20.4.05

Diálogos de Morte # 7

- O senhor desculpe, mas eu conheço-o de algum lado.
- Deveras que abismo! Olhando para o seu figurino, e assim de repente, falta-me memória para reconhecê-lo. Mas posso saber quem me conhece?
- O meu nome é M..
- Que curioso! A minha graça também é M., MA.
- M.A.? Então é isso. É mesmo você. Andámos juntos na escola.
- Na escola, diz o senhor. Que escola?
- Na escola primária.
- Então é natural que não esteja a vê-lo, salvo seja! Na minha memória entrei directamente para a secundária.
- É você, é. Eu lembro-me de si. Se calhar pela coincidência de termos o mesmo nome. Você era aquele que arrancava as torneiras dos lavatórios.

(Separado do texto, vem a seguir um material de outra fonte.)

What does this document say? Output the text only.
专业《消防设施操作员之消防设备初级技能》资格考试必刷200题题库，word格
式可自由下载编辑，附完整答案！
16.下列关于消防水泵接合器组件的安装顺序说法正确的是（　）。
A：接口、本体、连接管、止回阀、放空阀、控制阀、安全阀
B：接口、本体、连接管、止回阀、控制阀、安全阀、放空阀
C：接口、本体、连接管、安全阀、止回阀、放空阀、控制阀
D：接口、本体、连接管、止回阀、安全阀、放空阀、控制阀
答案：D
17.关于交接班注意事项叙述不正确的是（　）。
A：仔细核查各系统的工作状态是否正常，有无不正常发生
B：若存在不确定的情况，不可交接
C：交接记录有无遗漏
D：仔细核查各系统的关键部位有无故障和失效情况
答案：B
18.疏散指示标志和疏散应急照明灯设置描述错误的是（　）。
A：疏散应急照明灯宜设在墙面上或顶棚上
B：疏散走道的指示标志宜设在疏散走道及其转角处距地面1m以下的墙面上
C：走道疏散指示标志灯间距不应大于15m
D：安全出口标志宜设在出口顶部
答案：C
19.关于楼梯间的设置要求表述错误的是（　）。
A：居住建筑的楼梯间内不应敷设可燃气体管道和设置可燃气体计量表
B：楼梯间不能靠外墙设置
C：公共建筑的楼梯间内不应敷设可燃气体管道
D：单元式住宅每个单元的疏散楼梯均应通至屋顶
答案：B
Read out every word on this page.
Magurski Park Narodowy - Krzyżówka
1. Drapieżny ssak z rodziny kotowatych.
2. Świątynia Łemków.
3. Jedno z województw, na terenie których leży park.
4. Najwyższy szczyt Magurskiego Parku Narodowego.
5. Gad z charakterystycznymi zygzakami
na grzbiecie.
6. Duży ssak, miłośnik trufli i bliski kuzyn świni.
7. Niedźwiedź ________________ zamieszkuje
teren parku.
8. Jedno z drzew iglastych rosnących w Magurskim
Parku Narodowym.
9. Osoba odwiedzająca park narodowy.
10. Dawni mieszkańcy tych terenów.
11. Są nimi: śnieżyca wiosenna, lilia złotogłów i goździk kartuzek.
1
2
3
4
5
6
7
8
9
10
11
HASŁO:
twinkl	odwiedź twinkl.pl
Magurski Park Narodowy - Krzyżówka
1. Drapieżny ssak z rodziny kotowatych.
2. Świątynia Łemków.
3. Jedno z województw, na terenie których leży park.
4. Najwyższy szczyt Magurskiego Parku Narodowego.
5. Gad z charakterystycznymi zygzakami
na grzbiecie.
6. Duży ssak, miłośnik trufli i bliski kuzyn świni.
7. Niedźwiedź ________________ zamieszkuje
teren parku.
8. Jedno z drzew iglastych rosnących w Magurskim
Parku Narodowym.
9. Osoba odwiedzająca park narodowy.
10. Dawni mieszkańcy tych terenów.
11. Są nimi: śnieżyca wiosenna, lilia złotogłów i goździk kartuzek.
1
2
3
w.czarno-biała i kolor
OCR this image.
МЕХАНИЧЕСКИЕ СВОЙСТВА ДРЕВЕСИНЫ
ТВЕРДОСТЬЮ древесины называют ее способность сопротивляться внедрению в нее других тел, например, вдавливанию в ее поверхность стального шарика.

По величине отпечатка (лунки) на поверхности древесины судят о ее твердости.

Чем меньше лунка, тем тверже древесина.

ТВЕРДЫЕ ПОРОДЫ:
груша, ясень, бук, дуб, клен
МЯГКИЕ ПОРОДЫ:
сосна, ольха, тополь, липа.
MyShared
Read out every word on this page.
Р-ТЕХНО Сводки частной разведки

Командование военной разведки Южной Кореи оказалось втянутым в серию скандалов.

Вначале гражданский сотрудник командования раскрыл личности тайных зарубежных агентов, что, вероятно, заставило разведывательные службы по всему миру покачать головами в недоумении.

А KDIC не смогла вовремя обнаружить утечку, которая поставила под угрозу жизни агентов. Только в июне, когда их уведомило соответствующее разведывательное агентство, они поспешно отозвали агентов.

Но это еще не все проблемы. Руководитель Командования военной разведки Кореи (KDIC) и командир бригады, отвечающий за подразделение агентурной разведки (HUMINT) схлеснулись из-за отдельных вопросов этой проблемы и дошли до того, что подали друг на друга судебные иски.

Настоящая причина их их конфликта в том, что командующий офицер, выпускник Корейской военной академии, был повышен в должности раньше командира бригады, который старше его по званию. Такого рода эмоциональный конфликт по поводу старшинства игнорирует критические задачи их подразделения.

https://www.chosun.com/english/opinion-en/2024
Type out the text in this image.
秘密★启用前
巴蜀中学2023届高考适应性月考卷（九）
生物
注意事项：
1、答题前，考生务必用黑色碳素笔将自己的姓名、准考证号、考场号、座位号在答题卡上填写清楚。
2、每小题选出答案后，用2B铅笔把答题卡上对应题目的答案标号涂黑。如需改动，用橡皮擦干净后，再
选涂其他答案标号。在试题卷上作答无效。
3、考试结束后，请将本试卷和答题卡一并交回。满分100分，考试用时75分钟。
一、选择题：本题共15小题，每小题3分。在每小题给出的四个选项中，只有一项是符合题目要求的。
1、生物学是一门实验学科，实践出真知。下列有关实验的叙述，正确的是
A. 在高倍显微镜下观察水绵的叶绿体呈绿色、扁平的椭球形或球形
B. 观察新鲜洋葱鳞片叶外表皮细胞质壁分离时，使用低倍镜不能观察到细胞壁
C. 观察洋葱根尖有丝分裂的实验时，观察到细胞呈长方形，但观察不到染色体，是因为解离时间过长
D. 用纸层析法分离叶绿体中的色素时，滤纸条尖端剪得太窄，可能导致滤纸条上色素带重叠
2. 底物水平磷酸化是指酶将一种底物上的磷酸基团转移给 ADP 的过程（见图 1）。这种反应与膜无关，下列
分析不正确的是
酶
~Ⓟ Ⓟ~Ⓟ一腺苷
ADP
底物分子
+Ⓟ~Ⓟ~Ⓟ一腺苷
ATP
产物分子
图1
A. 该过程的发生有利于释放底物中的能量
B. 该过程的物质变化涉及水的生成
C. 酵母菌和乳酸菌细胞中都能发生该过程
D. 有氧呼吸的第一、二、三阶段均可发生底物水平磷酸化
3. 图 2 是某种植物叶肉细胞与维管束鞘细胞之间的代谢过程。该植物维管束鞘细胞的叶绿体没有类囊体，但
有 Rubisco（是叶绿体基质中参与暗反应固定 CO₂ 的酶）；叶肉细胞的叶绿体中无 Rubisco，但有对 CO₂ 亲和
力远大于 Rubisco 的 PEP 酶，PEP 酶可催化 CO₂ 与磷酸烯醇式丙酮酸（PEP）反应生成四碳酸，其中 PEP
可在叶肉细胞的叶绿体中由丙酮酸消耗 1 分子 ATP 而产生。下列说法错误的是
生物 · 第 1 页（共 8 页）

- Deveras? Não estou em mim, Senhor. De facto é capaz de ter alguma razão: sempre tive uma tara pela limpeza.
- Está bom?
- Só estou.
- Bolas, que acaso. Qual foi o seu percurso? O que faz?
- Sou doente.
- Isso é que é pior.
- Não se compadeça. Creio que as portas da eternidade ainda permanecerão fechadas por mais uns tempos.
- E profissionalmente?
- Deixe-me ver… profissional – mente… Sou ilusionista.
- Ilusionista?
- Crio ilusões. É um mundo de arrepiar. E o senhor, já na primária pensava em engravatar-se na madureza da idade?
- Como disse?
- Em tom cordato, disse: Então e o senhor, que ganha-pão exerce? Seria de uma indelicadeza sem nome não retribuir a sua inquietante questão. E pela gravata vejo que seguiu alta escola! É dos doutores?
- Sou advogado.
- Diabo! Um advogado? E aspira política?
- Não estou a perceber.
- Não estou a explicar. Desejo perguntar se aspira a uma carreira política.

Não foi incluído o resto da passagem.